18 JULY 1925, Page 24

ONE of the best things that the British Government ever

did

in Ireland was to establish the Congested Districts Board in 1891, at the instance of Mr. (now Lord) Balfour. The history of that Board, which is now merged in several Free State departments, has been methodically and discreetly written by Mr. Micks, who was its first secretary and afterwards an official member. His judicial comments on the extra-legal arbitrariness of Sir Antony (afterwards Lord) Macdonnell and the cheeseparing of the Treasury are inimitable ; those who remember Sir T. W. Russell's vendetta against Sir Horace Plunkett and the Irish co-operative movement will smile at the remark that "his individuality and his unrestrained mode of expressing his opinions occasionally led to differences that were happily most unusual at the Board." Mr.
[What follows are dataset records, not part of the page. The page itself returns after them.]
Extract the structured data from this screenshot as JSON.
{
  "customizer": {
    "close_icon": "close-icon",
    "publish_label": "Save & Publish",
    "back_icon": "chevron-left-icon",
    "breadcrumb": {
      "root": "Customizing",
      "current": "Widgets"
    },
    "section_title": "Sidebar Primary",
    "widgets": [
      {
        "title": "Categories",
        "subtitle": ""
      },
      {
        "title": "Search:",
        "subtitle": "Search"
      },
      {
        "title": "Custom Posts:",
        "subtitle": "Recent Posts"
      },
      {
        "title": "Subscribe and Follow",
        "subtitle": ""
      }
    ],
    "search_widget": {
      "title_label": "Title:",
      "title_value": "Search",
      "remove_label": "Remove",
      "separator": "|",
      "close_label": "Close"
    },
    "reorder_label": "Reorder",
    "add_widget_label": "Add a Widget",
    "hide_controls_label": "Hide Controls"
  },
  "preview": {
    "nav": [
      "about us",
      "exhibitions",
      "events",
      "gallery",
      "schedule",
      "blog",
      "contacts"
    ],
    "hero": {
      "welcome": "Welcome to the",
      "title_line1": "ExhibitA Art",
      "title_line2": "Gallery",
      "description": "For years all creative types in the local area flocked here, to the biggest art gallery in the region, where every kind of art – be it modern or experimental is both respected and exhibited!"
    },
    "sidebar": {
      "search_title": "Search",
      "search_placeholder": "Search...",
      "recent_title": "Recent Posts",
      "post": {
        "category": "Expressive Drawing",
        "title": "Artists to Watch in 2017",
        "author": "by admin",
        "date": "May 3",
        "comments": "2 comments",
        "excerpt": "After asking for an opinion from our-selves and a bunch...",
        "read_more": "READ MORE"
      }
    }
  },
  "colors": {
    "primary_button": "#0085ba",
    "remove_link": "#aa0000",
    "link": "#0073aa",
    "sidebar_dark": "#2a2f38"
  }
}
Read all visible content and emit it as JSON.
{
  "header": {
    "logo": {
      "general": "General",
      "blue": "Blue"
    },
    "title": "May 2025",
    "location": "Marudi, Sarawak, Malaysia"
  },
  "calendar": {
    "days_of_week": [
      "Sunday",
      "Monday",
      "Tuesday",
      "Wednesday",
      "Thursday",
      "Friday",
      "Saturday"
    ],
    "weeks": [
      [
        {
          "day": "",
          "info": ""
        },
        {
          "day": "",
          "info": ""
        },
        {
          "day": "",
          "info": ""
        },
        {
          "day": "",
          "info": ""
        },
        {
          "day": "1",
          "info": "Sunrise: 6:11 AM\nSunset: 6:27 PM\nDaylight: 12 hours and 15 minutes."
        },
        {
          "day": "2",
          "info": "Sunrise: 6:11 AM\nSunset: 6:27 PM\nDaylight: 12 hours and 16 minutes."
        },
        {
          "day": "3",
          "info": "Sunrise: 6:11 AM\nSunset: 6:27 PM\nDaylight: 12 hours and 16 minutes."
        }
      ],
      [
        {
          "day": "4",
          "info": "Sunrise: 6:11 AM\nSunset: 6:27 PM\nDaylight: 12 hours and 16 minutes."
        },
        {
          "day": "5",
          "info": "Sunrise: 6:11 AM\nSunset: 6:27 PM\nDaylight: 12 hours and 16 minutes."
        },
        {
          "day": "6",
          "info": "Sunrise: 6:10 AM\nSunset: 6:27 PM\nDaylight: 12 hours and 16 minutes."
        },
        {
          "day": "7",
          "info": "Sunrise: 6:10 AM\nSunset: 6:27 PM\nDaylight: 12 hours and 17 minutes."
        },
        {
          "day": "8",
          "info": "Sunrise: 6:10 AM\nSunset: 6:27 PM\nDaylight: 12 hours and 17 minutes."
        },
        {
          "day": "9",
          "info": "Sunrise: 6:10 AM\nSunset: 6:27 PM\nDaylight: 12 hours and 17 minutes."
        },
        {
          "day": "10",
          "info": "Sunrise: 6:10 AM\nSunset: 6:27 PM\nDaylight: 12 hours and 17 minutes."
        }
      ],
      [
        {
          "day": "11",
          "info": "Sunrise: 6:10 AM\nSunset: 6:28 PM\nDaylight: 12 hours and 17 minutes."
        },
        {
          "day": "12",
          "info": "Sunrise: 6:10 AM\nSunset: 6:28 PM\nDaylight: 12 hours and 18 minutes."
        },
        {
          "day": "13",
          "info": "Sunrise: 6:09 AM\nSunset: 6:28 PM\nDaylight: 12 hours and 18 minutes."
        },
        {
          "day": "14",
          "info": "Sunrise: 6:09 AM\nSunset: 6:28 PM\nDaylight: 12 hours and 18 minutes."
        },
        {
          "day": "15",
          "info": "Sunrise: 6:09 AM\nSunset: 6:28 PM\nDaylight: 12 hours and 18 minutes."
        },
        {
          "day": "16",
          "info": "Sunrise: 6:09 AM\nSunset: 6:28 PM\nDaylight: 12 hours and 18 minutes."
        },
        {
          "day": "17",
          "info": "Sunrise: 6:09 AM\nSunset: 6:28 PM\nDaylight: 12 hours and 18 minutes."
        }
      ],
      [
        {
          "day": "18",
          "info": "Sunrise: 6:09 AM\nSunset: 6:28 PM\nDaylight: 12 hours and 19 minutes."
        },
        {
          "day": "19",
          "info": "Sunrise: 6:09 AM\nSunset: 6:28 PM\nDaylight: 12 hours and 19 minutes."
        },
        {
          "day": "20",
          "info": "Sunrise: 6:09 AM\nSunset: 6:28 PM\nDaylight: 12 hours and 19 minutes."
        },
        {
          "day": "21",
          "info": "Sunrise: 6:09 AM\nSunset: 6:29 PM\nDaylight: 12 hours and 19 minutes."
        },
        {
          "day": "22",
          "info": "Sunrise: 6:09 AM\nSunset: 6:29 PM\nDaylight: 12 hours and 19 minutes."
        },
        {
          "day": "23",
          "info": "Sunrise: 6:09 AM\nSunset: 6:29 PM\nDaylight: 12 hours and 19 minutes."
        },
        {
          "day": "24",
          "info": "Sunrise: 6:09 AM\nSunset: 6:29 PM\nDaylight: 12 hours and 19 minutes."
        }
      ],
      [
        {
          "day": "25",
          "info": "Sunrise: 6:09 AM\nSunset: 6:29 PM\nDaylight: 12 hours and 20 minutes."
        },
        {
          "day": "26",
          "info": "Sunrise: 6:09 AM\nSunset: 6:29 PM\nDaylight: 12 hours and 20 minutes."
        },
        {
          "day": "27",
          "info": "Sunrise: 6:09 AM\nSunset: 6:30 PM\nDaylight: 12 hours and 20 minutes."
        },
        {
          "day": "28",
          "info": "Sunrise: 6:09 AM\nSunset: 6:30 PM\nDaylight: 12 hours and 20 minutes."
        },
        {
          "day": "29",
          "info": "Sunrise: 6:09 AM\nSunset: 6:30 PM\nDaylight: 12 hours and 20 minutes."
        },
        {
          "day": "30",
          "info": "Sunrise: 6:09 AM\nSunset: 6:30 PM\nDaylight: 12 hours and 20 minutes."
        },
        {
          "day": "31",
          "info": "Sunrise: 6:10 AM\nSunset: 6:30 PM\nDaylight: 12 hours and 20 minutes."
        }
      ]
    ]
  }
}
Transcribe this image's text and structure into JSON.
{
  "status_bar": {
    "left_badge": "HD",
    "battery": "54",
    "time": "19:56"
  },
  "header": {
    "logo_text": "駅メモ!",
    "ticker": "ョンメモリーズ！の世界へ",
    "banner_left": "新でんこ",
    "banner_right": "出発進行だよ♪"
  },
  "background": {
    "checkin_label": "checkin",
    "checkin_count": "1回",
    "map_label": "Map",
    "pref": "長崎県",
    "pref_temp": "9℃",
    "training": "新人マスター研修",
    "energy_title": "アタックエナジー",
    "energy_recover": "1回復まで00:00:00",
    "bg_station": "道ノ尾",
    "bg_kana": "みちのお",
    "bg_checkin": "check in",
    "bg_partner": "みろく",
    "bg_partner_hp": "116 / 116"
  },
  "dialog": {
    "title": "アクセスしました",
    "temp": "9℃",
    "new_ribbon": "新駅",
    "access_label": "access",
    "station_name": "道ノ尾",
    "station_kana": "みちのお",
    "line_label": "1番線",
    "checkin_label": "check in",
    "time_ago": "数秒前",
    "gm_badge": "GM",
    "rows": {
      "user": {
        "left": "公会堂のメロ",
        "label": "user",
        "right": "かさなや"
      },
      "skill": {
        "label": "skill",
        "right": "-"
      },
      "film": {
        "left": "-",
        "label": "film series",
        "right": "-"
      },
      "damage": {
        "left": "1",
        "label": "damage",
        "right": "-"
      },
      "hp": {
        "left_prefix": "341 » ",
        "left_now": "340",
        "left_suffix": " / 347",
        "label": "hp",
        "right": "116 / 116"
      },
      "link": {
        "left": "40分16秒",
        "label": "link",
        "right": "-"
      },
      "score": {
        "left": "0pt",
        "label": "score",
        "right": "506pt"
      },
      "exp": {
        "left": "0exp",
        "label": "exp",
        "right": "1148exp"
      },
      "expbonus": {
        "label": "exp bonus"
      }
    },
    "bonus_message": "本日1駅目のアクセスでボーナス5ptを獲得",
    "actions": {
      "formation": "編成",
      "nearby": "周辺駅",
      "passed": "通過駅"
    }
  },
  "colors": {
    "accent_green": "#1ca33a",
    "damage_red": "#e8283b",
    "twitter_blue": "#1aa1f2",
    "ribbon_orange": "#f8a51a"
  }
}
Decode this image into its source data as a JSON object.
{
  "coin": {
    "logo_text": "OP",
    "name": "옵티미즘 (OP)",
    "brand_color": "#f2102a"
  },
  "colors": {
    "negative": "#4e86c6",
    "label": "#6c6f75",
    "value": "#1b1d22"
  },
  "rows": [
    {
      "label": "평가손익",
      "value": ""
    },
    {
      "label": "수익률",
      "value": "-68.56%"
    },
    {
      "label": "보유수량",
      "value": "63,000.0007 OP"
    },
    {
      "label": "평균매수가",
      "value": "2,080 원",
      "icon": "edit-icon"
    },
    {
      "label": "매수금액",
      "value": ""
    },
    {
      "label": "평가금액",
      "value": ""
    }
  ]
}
Micks, however, gives an excellent account of what the Board did, at very moderate cost, to transform the West of Ireland into a fairly prosperous country. Its main task was to buy up and redistribute estates of about 2,000,000 acres, so that every tenant should have an " economic " holding. But it also did much to encourage fishing and promote new industries. The late Mr. Phelan, the Board's industrial organizer from 1909 to 1920, did wonderful work in developing the lace trade ; during the War, when lace was not wanted,

he set the peasant girls to make fancy crochet buttons which, in the absence of pearl buttons, found a ready sale, and

brought comparative wealth to the workers. The mere fact that the savings bank deposits in the congested districts increased between 1881 and 1912 from £243,000 to £2,205,000 speaks for itself. The Free State Government has still much to do in the West, but the foundations are well and truly laid.